Testing policies and targets
Your evidence base should give sufficient information to draft and test appropriate policies and targets. You should draft these with reference to national and regional requirements and within the context of different opportunities, risks and scales. Your viability and feasibility assessments should include information on design, cost, market readiness of technologies, economic implications, potential land take, land ownership, funding and operational issues.
For sustainable energy, you should give consideration to the likely environmental implications of any targets you might be considering. You should think about CO2 emissions, the localised impact on air quality, visual impact, transport issues and any other environmental impacts which might be relevant in the local context. This information can be gained through:
- Review of success of existing policies
- Regional and sub-regional studies and climate projections
- Review of independent research
- Strategic housing market assessments and affordability viability studies
- Infrastructure studies
- Illustrative development appraisals (although these are not always necessary as part of an evidence base)
- Review of technical literature and case studies
- Consultation with developers and stakeholders
- Linking planning with delivery
Considering these issues may not result in an entirely clear cut case for or against a particular policy objective or target and in these instances it will be necessary for you to apply professional judgement. You should do this in conjunction with other stakeholders to ensure that a broad approach is taken in assessing the pros and cons of particular approach. Refer to the stakeholder engagement page for more information about this process.

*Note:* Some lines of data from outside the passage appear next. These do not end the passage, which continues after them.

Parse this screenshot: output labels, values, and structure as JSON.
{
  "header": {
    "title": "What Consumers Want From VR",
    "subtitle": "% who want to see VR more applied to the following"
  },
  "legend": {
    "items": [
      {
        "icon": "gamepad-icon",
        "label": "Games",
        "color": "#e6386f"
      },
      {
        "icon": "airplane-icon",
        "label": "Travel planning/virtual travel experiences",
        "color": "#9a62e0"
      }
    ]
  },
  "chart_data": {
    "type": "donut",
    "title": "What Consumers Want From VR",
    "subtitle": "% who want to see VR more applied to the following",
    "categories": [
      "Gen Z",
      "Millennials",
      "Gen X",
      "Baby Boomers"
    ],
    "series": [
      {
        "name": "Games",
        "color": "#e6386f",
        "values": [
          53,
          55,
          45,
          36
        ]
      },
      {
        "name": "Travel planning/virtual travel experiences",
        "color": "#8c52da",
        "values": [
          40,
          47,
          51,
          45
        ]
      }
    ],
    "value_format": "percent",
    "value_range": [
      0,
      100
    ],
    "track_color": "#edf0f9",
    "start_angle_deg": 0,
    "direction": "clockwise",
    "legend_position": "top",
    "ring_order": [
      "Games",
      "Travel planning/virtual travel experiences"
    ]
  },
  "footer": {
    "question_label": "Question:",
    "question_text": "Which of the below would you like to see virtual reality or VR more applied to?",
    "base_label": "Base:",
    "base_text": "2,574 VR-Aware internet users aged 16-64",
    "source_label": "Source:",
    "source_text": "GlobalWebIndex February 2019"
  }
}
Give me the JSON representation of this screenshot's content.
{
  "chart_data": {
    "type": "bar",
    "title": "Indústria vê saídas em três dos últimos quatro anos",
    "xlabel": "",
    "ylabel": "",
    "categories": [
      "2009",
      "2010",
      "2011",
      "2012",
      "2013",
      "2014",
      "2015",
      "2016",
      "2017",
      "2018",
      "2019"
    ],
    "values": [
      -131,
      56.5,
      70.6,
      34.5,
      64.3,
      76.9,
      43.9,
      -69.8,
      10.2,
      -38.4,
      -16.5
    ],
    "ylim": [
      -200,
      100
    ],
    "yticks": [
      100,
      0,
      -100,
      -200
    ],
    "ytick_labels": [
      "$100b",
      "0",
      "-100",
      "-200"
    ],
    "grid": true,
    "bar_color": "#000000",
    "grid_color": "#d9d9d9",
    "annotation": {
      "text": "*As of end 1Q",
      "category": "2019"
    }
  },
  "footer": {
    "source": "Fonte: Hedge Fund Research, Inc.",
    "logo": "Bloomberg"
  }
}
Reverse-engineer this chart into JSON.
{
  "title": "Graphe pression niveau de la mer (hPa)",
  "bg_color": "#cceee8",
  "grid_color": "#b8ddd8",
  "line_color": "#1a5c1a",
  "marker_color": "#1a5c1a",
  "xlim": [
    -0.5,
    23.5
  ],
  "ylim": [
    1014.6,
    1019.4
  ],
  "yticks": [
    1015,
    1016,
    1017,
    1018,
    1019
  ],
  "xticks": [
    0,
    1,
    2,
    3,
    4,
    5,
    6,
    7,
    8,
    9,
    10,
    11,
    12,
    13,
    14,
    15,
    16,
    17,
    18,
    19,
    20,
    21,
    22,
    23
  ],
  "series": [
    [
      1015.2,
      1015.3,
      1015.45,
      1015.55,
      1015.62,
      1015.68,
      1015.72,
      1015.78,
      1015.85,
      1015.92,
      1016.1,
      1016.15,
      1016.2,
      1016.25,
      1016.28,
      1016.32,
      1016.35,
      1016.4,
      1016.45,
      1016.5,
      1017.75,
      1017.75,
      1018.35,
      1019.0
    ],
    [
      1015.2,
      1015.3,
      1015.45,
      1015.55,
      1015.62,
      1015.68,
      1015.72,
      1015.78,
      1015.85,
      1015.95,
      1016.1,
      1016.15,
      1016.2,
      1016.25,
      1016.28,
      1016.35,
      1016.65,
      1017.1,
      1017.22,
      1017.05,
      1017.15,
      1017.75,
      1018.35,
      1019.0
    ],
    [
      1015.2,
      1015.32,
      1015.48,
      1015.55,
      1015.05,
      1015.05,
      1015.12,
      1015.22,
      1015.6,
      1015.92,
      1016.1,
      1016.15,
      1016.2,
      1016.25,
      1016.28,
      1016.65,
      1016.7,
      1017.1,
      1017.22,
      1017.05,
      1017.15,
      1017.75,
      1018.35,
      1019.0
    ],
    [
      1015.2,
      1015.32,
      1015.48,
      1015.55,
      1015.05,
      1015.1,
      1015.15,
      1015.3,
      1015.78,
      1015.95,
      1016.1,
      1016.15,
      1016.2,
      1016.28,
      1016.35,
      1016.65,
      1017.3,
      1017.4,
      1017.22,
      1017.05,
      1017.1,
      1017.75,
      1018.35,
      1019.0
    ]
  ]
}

Where development is uncertain, such as unallocated SHLAA sites, you might develop ‘character areas’ which can be based on the sustainable energy technology being considered, climatic risk or land use characteristics. The examination of these issues is likely to suggest an area within which the policy is most viable or / and feasible.
Where development is more certain, such as where areas are earmarked as strategic sites, you can carry out or commission a more detailed assessment which will lead to much more robust policy.